春秋恋語り
高校まではおばさんの家に世話になったが、県外の大学に進学したこともあり、そのまま就職して実家から遠く離れていたという。
「去年の夏、父が倒れて入院して、長引きそうで……義母も大変そうだし、長女としてはほうっておけませんから」
「それで、地元に帰ってきたんだ」
「まぁ、そんなところです……先輩はずっとこちらに?」
僕の方へと話題が向けられ、本社と支社を行き来して、途中海外にも行ったと告げると、わぁ、すごいですねと お世辞ではない羨望の目を向けられ、いささか照れくさかった。
「一人暮らしに不自由はないし、結婚も面倒で、僕はひとりでもいいと思っても、おばさんたちがうるさくてね。
おばさんといっても遠縁で、お袋と従姉妹で、大杉と深雪さんみたいに仲がいいんだ。
婚活支援だって言うんだけど、僕にしてみたら大きなお世話だよ」
「婚活支援ですか。あら、私もお願いしようかしら」
お願いしようってことは、大杉は独身なんだな。
それも、フリーの可能性は大だ。
よしっ、 とテーブルの下で気合を入れて拳を握り締めた。
「まぁ、おばさんのおせっかいのおかげで、大杉にも会えたんだけどね」
「ホントですね。ラウンジの入り口で見かけたとき、スーツが似合う人だなぁって思ったんですよ。素敵だなぁって。
よくよく見たら田代先輩だったんですから、びっくりどころじゃないです」
「君だって見合いの付き添いなんかして、いかにもしっかりしてますって感じだったよ。
僕だって、見合いの本人より、付き添いの人の方がいいなって思ったくらいだ」
「もぉ、先輩ったら、お世辞も上手いんですね」
「そりゃぁ、場数を踏んでるからね」
「えーっ、私、ちょっとだけ本気にしちゃったじゃないですか」
言葉ほど本気ではないらしく、大杉はおおげさに笑い転げている。
楽しそうに笑う顔に ”そんなことはないさ、本当のことだ” と言いだせず、冗談めかして言葉を濁していたが、体が動くたびに揺れる耳元のピアスが気になった。

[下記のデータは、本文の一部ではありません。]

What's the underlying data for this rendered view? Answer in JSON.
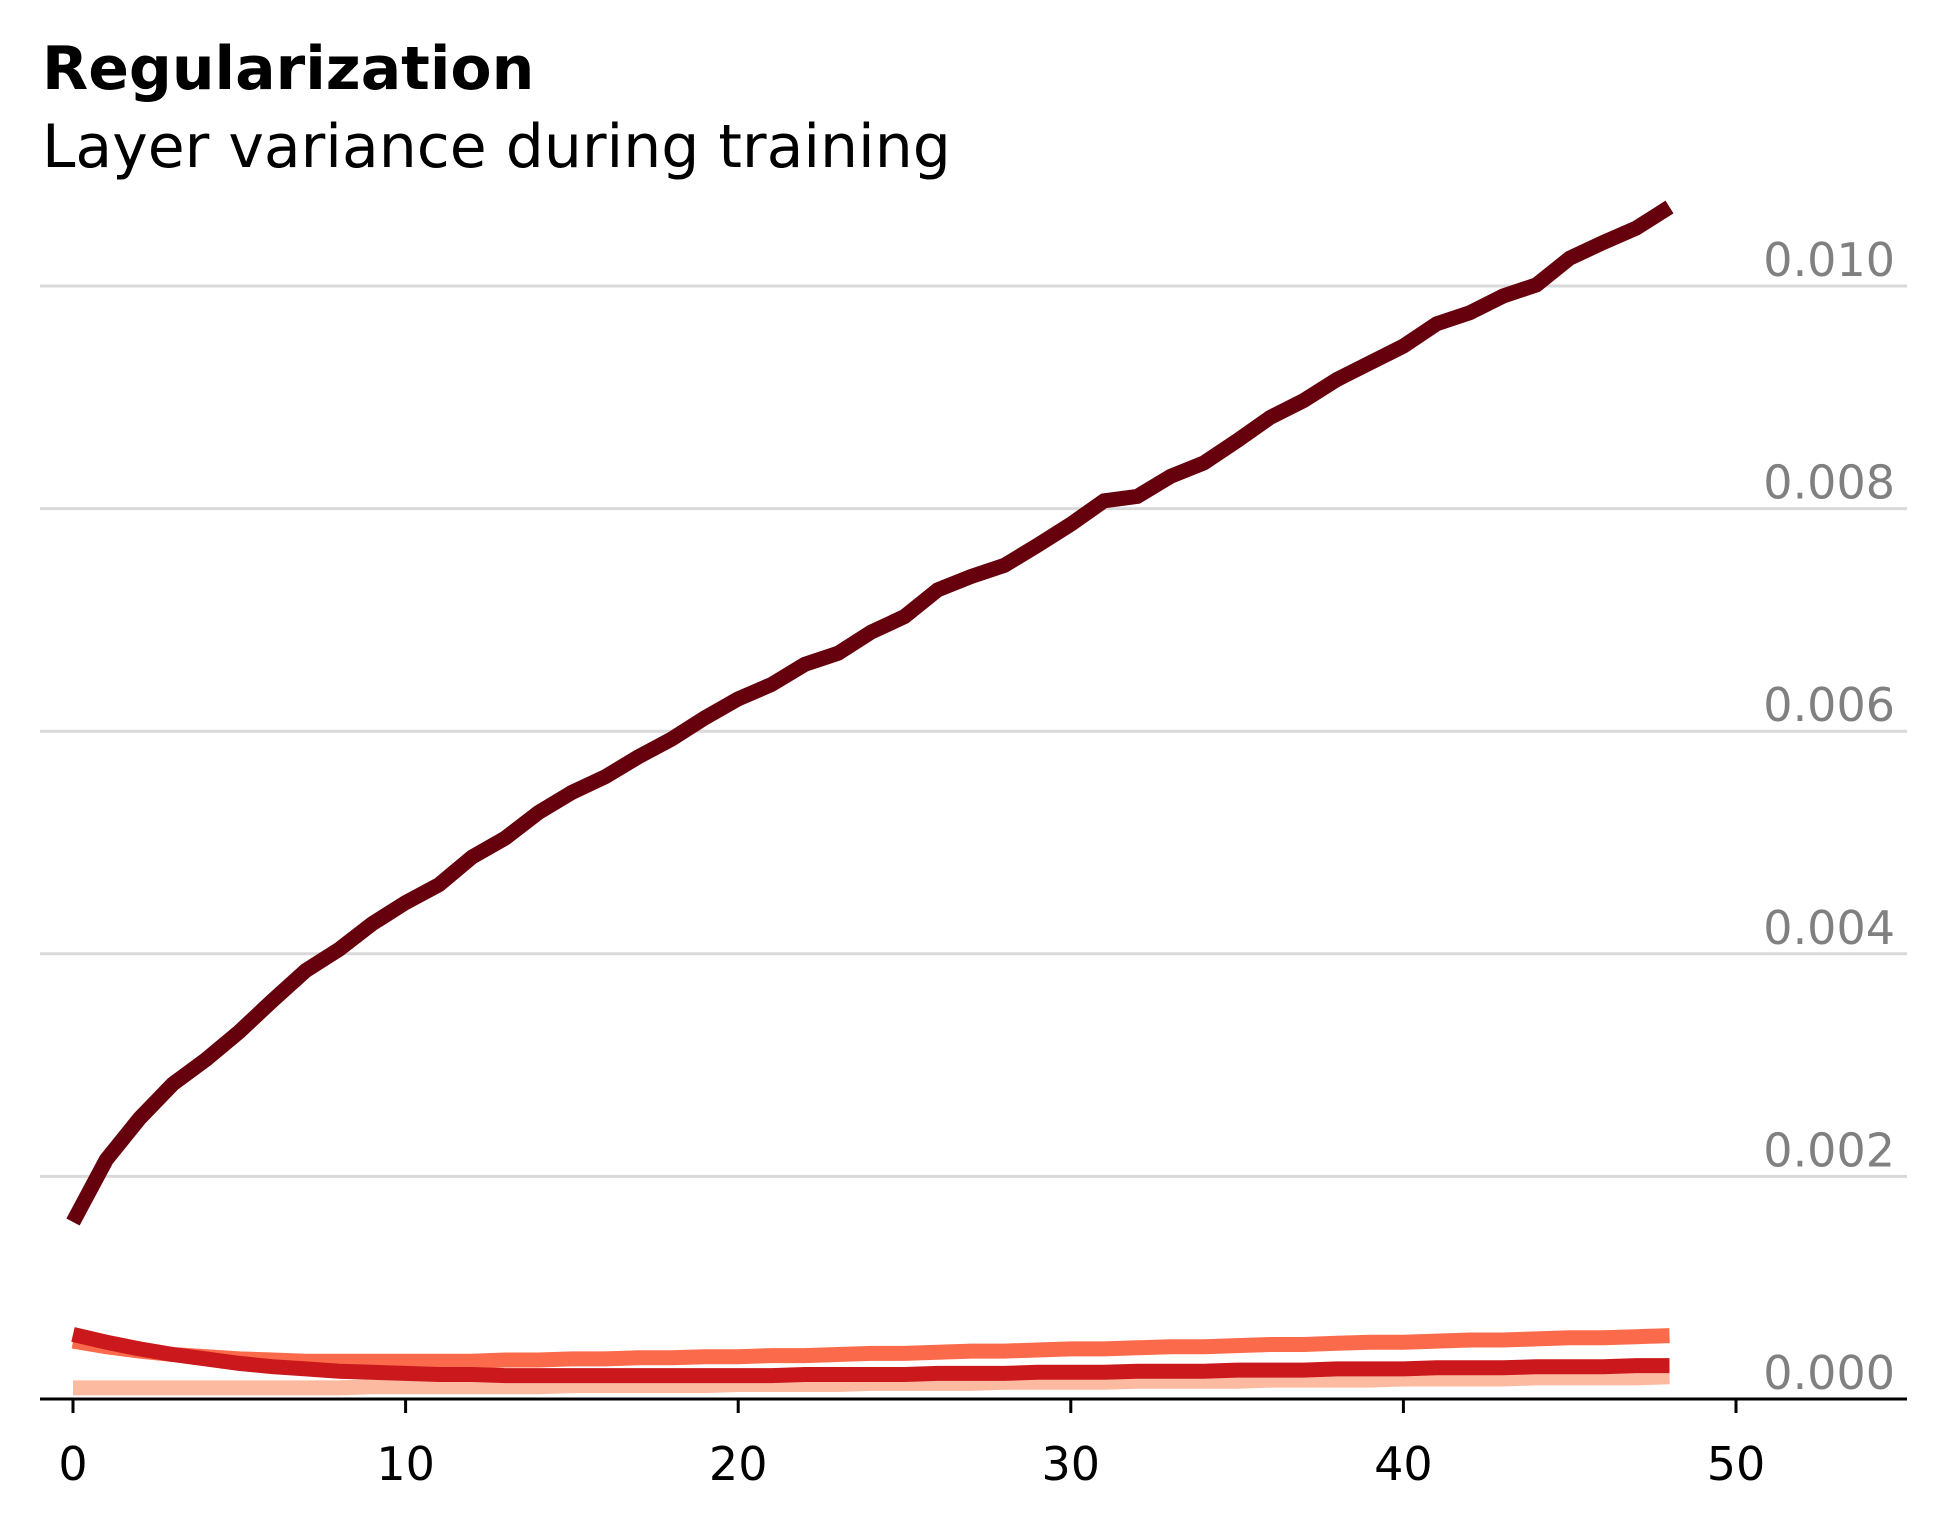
{
  "chart_data": {
    "type": "line",
    "title": "Regularization",
    "subtitle": "Layer variance during training",
    "xlabel": "",
    "ylabel": "",
    "xlim": [
      -1,
      55
    ],
    "ylim": [
      0,
      0.0105
    ],
    "xticks": [
      0,
      10,
      20,
      30,
      40,
      50
    ],
    "xtick_labels": [
      "0",
      "10",
      "20",
      "30",
      "40",
      "50"
    ],
    "yticks": [
      0.0,
      0.002,
      0.004,
      0.006,
      0.008,
      0.01
    ],
    "ytick_labels": [
      "0.000",
      "0.002",
      "0.004",
      "0.006",
      "0.008",
      "0.010"
    ],
    "grid": "horizontal",
    "ytick_side": "right",
    "x": [
      0,
      1,
      2,
      3,
      4,
      5,
      6,
      7,
      8,
      9,
      10,
      11,
      12,
      13,
      14,
      15,
      16,
      17,
      18,
      19,
      20,
      21,
      22,
      23,
      24,
      25,
      26,
      27,
      28,
      29,
      30,
      31,
      32,
      33,
      34,
      35,
      36,
      37,
      38,
      39,
      40,
      41,
      42,
      43,
      44,
      45,
      46,
      47,
      48
    ],
    "series": [
      {
        "color": "#fcbba1",
        "values": [
          0.0001,
          0.0001,
          0.0001,
          0.0001,
          0.0001,
          0.0001,
          0.0001,
          0.0001,
          0.0001,
          0.00011,
          0.00011,
          0.00011,
          0.00011,
          0.00011,
          0.00011,
          0.00012,
          0.00012,
          0.00012,
          0.00012,
          0.00012,
          0.00013,
          0.00013,
          0.00013,
          0.00013,
          0.00014,
          0.00014,
          0.00014,
          0.00014,
          0.00015,
          0.00015,
          0.00015,
          0.00015,
          0.00016,
          0.00016,
          0.00016,
          0.00016,
          0.00017,
          0.00017,
          0.00017,
          0.00017,
          0.00018,
          0.00018,
          0.00018,
          0.00018,
          0.00019,
          0.00019,
          0.00019,
          0.00019,
          0.0002
        ]
      },
      {
        "color": "#fb6a4a",
        "values": [
          0.00052,
          0.00047,
          0.00043,
          0.0004,
          0.00038,
          0.00036,
          0.00035,
          0.00034,
          0.00034,
          0.00034,
          0.00034,
          0.00034,
          0.00034,
          0.00035,
          0.00035,
          0.00036,
          0.00036,
          0.00037,
          0.00037,
          0.00038,
          0.00038,
          0.00039,
          0.00039,
          0.0004,
          0.00041,
          0.00041,
          0.00042,
          0.00043,
          0.00043,
          0.00044,
          0.00045,
          0.00045,
          0.00046,
          0.00047,
          0.00047,
          0.00048,
          0.00049,
          0.00049,
          0.0005,
          0.00051,
          0.00051,
          0.00052,
          0.00053,
          0.00053,
          0.00054,
          0.00055,
          0.00055,
          0.00056,
          0.00057
        ]
      },
      {
        "color": "#cb181d",
        "values": [
          0.00058,
          0.00051,
          0.00045,
          0.0004,
          0.00036,
          0.00032,
          0.00029,
          0.00027,
          0.00025,
          0.00024,
          0.00023,
          0.00022,
          0.00022,
          0.00021,
          0.00021,
          0.00021,
          0.00021,
          0.00021,
          0.00021,
          0.00021,
          0.00021,
          0.00021,
          0.00022,
          0.00022,
          0.00022,
          0.00022,
          0.00023,
          0.00023,
          0.00023,
          0.00024,
          0.00024,
          0.00024,
          0.00025,
          0.00025,
          0.00025,
          0.00026,
          0.00026,
          0.00026,
          0.00027,
          0.00027,
          0.00027,
          0.00028,
          0.00028,
          0.00028,
          0.00029,
          0.00029,
          0.00029,
          0.0003,
          0.0003
        ]
      },
      {
        "color": "#67000d",
        "values": [
          0.00159,
          0.00215,
          0.00252,
          0.00283,
          0.00305,
          0.0033,
          0.00358,
          0.00385,
          0.00404,
          0.00427,
          0.00446,
          0.00462,
          0.00487,
          0.00504,
          0.00527,
          0.00545,
          0.00559,
          0.00577,
          0.00593,
          0.00612,
          0.00629,
          0.00642,
          0.0066,
          0.0067,
          0.00689,
          0.00703,
          0.00727,
          0.00739,
          0.00749,
          0.00767,
          0.00786,
          0.00807,
          0.00811,
          0.00829,
          0.00841,
          0.00861,
          0.00882,
          0.00897,
          0.00916,
          0.00931,
          0.00946,
          0.00966,
          0.00976,
          0.00991,
          0.01001,
          0.01025,
          0.01039,
          0.01052,
          0.01071
        ]
      }
    ]
  }
}
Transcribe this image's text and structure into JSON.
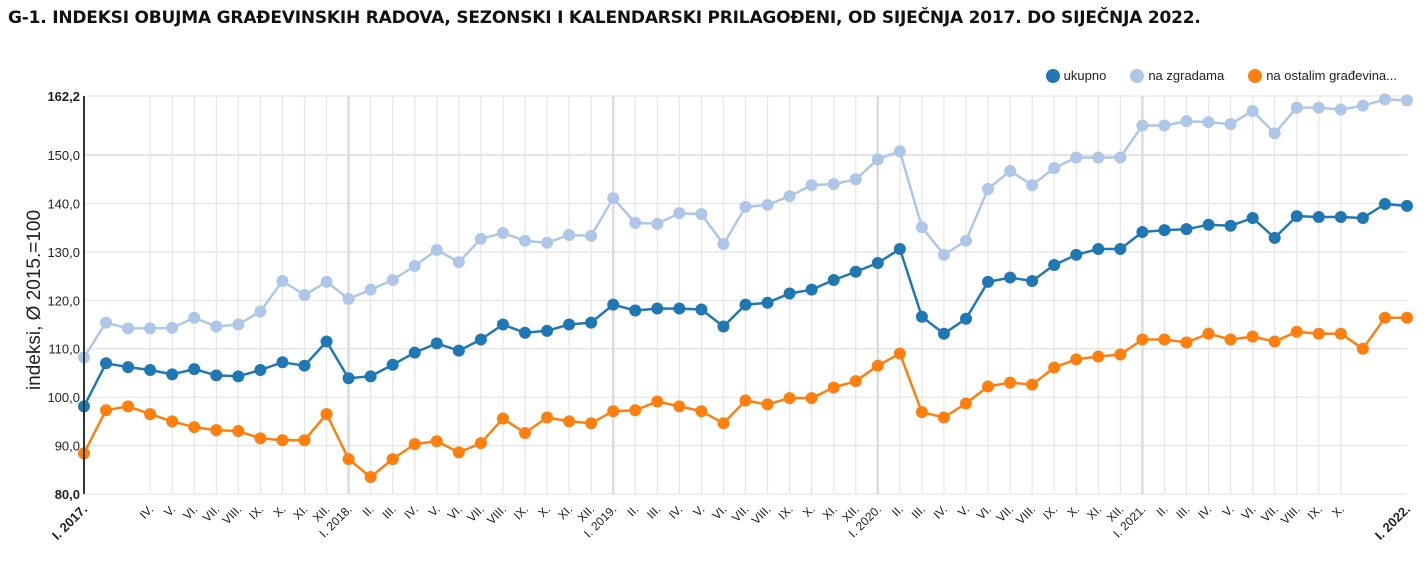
{
  "title": "G-1. INDEKSI OBUJMA GRAĐEVINSKIH RADOVA, SEZONSKI I KALENDARSKI PRILAGOĐENI, OD SIJEČNJA 2017. DO SIJEČNJA 2022.",
  "chart_data": {
    "type": "line",
    "title": "G-1. INDEKSI OBUJMA GRAĐEVINSKIH RADOVA, SEZONSKI I KALENDARSKI PRILAGOĐENI, OD SIJEČNJA 2017. DO SIJEČNJA 2022.",
    "xlabel": "",
    "ylabel": "indeksi, Ø 2015.=100",
    "ylim": [
      80.0,
      162.2
    ],
    "y_ticks": [
      "80,0",
      "90,0",
      "100,0",
      "110,0",
      "120,0",
      "130,0",
      "140,0",
      "150,0",
      "162,2"
    ],
    "y_tick_values": [
      80,
      90,
      100,
      110,
      120,
      130,
      140,
      150,
      162.2
    ],
    "grid": true,
    "legend_position": "top-right",
    "categories": [
      "I. 2017.",
      "",
      "",
      "IV.",
      "V.",
      "VI.",
      "VII.",
      "VIII.",
      "IX.",
      "X.",
      "XI.",
      "XII.",
      "I. 2018.",
      "II.",
      "III.",
      "IV.",
      "V.",
      "VI.",
      "VII.",
      "VIII.",
      "IX.",
      "X.",
      "XI.",
      "XII.",
      "I. 2019.",
      "II.",
      "III.",
      "IV.",
      "V.",
      "VI.",
      "VII.",
      "VIII.",
      "IX.",
      "X.",
      "XI.",
      "XII.",
      "I. 2020.",
      "II.",
      "III.",
      "IV.",
      "V.",
      "VI.",
      "VII.",
      "VIII.",
      "IX.",
      "X.",
      "XI.",
      "XII.",
      "I. 2021.",
      "II.",
      "III.",
      "IV.",
      "V.",
      "VI.",
      "VII.",
      "VIII.",
      "IX.",
      "X.",
      "",
      "",
      "I. 2022."
    ],
    "bold_categories": [
      "I. 2017.",
      "I. 2022."
    ],
    "series": [
      {
        "name": "ukupno",
        "color": "#1f77b4",
        "values": [
          98.1,
          107.0,
          106.2,
          105.6,
          104.7,
          105.8,
          104.5,
          104.3,
          105.6,
          107.2,
          106.5,
          111.5,
          103.9,
          104.3,
          106.7,
          109.2,
          111.1,
          109.6,
          111.9,
          115.0,
          113.3,
          113.7,
          115.0,
          115.4,
          119.1,
          117.9,
          118.3,
          118.3,
          118.1,
          114.6,
          119.1,
          119.5,
          121.4,
          122.2,
          124.2,
          125.9,
          127.7,
          130.6,
          116.6,
          113.1,
          116.2,
          123.8,
          124.7,
          124.0,
          127.3,
          129.4,
          130.6,
          130.6,
          134.1,
          134.5,
          134.7,
          135.6,
          135.4,
          137.0,
          132.9,
          137.4,
          137.2,
          137.2,
          137.0,
          139.9,
          139.5
        ]
      },
      {
        "name": "na zgradama",
        "color": "#aec7e8",
        "values": [
          108.2,
          115.4,
          114.2,
          114.2,
          114.3,
          116.4,
          114.6,
          115.0,
          117.7,
          124.0,
          121.1,
          123.8,
          120.3,
          122.2,
          124.2,
          127.1,
          130.4,
          127.9,
          132.7,
          133.9,
          132.3,
          131.9,
          133.5,
          133.3,
          141.1,
          136.0,
          135.8,
          138.0,
          137.8,
          131.6,
          139.3,
          139.7,
          141.5,
          143.8,
          144.0,
          145.0,
          149.1,
          150.8,
          135.1,
          129.4,
          132.3,
          143.0,
          146.7,
          143.8,
          147.3,
          149.5,
          149.5,
          149.5,
          156.1,
          156.1,
          157.0,
          156.8,
          156.4,
          159.1,
          154.5,
          159.8,
          159.8,
          159.4,
          160.2,
          161.5,
          161.3
        ]
      },
      {
        "name": "na ostalim građevina...",
        "color": "#ff7f0e",
        "values": [
          88.4,
          97.3,
          98.1,
          96.5,
          95.0,
          93.8,
          93.2,
          93.0,
          91.5,
          91.1,
          91.1,
          96.5,
          87.2,
          83.5,
          87.2,
          90.3,
          90.9,
          88.6,
          90.5,
          95.6,
          92.6,
          95.8,
          95.0,
          94.6,
          97.1,
          97.3,
          99.1,
          98.1,
          97.1,
          94.6,
          99.3,
          98.5,
          99.8,
          99.8,
          102.0,
          103.3,
          106.5,
          109.0,
          96.9,
          95.8,
          98.7,
          102.2,
          103.0,
          102.6,
          106.1,
          107.8,
          108.4,
          108.8,
          111.9,
          111.9,
          111.3,
          113.1,
          111.9,
          112.5,
          111.5,
          113.5,
          113.1,
          113.1,
          110.0,
          116.4,
          116.4
        ]
      }
    ]
  }
}
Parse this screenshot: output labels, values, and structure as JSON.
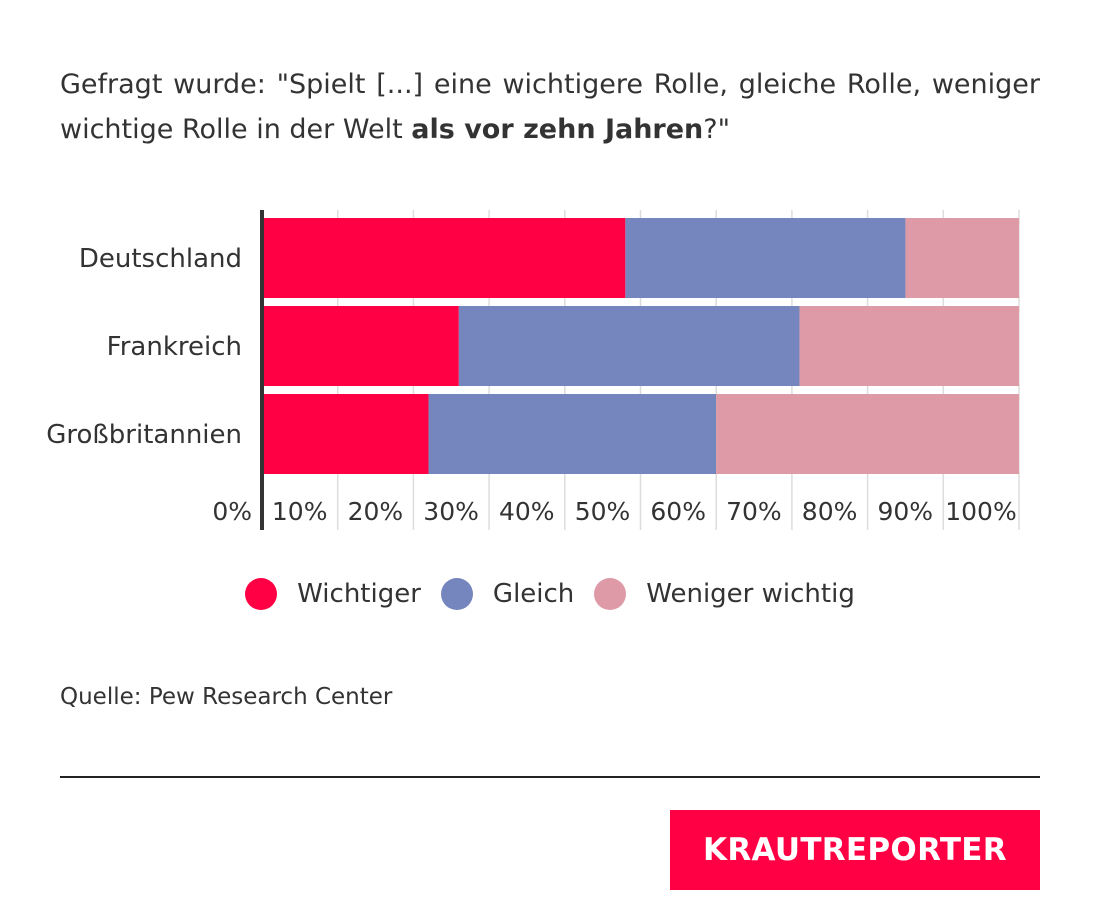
{
  "question": {
    "prefix": "Gefragt wurde: \"Spielt [...] eine wichtigere Rolle, gleiche Rolle, weniger wichtige Rolle in der Welt ",
    "emphasis": "als vor zehn Jahren",
    "suffix": "?\""
  },
  "chart_data": {
    "type": "bar",
    "orientation": "horizontal",
    "stacked": true,
    "categories": [
      "Deutschland",
      "Frankreich",
      "Großbritannien"
    ],
    "series": [
      {
        "name": "Wichtiger",
        "color": "#ff0044",
        "values": [
          48,
          26,
          22
        ]
      },
      {
        "name": "Gleich",
        "color": "#7586be",
        "values": [
          37,
          45,
          38
        ]
      },
      {
        "name": "Weniger wichtig",
        "color": "#de9ba7",
        "values": [
          15,
          29,
          40
        ]
      }
    ],
    "x_ticks": [
      "0%",
      "10%",
      "20%",
      "30%",
      "40%",
      "50%",
      "60%",
      "70%",
      "80%",
      "90%",
      "100%"
    ],
    "xlim": [
      0,
      100
    ],
    "grid": true,
    "legend": "bottom-center"
  },
  "source": "Quelle: Pew Research Center",
  "brand": "KRAUTREPORTER"
}
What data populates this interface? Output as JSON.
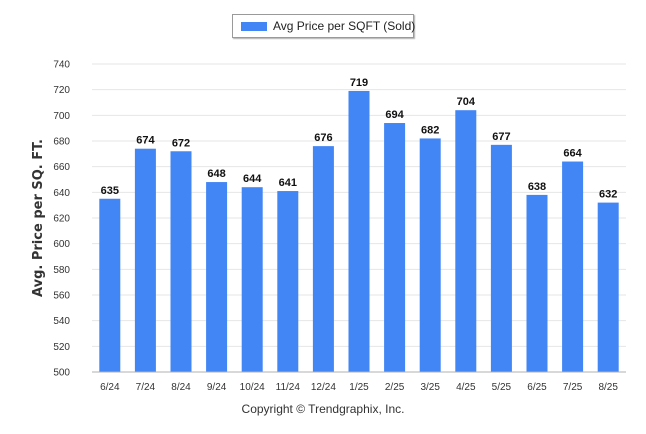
{
  "legend": {
    "label": "Avg Price per SQFT (Sold)"
  },
  "copyright": "Copyright © Trendgraphix, Inc.",
  "colors": {
    "bar": "#4285f4",
    "grid": "#e6e6e6",
    "axis": "#b0b0b0"
  },
  "chart_data": {
    "type": "bar",
    "title": "",
    "xlabel": "",
    "ylabel": "Avg. Price per SQ. FT.",
    "categories": [
      "6/24",
      "7/24",
      "8/24",
      "9/24",
      "10/24",
      "11/24",
      "12/24",
      "1/25",
      "2/25",
      "3/25",
      "4/25",
      "5/25",
      "6/25",
      "7/25",
      "8/25"
    ],
    "series": [
      {
        "name": "Avg Price per SQFT (Sold)",
        "values": [
          635,
          674,
          672,
          648,
          644,
          641,
          676,
          719,
          694,
          682,
          704,
          677,
          638,
          664,
          632
        ]
      }
    ],
    "ylim": [
      500,
      740
    ],
    "yticks": [
      500,
      520,
      540,
      560,
      580,
      600,
      620,
      640,
      660,
      680,
      700,
      720,
      740
    ],
    "grid": true,
    "legend_position": "top-center",
    "data_labels": true
  }
}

たったそれだけのことに僕の胸はざわめき、何かを期待したい気分になるのだ。
彼女の僕の印象は、悪いものではなかったらしい。
暑苦しい日に、スーツを着込んだ甲斐があったというものだ。
大杉は僕のスーツ姿を眩しそうに見ていたが、何か思い出したのか、ふふっと小さく笑った。
「なんだか、変ですね」
「なにが?」
「お互い、中学の頃を知ってるから、こういうの、ちょっと照れますね」
「うん、そうだな」
照れますねと言いながらも、コース料理を目の前に嬉しそうな顔をして、出された料理を綺麗に食べていく。
お昼もしっかり食べてお茶もしたのに、お腹ってすくんですねと言いながらも、気取ることなく食べる様子は気持ちのいいもので、懐かしさもあいまって楽しいディナーだった。
「川南中の吹部、まだ続いてるのかな」
「続いてますよ。後輩たち、すごいんですから」
部活の話題を持ち出すと、大杉は地元にいるだけあって母校の現在の様子にも詳しかった。
吹部の活躍は目覚しく 今では県内でも強豪校に数えられるほどになっているという。
定期演奏会もあるそうで、今度の演奏会が決まったらお知らせしますねと言われ、ぜひ教えて欲しいと頼んだ。
「そうだ、同窓会の案内がきただろう。大杉はどうするの? 僕は出席で出したけど」
「私も出席で送り返しました」
出席で返信して良かった……
いつもの僕なら、同窓会の案内などに関心を向けることもなく、ざっと目を通してゴミ箱行きだっただろうが、今回に限っては何か感じるものがあった。
同窓会の案内状は、大杉に再会する前触れだったのかもしれない。
そんなことを思うほど、僕の心は弾んでいた。
楽しい時間は足早に過ぎていく
深雪さんとの二時間に比べ、大杉と過ごした時間はなんと短く感じたことか。
話は尽きず、また会おうよと言うと、そうですねと即答だったのが、僕にとっては何より嬉しいことだった。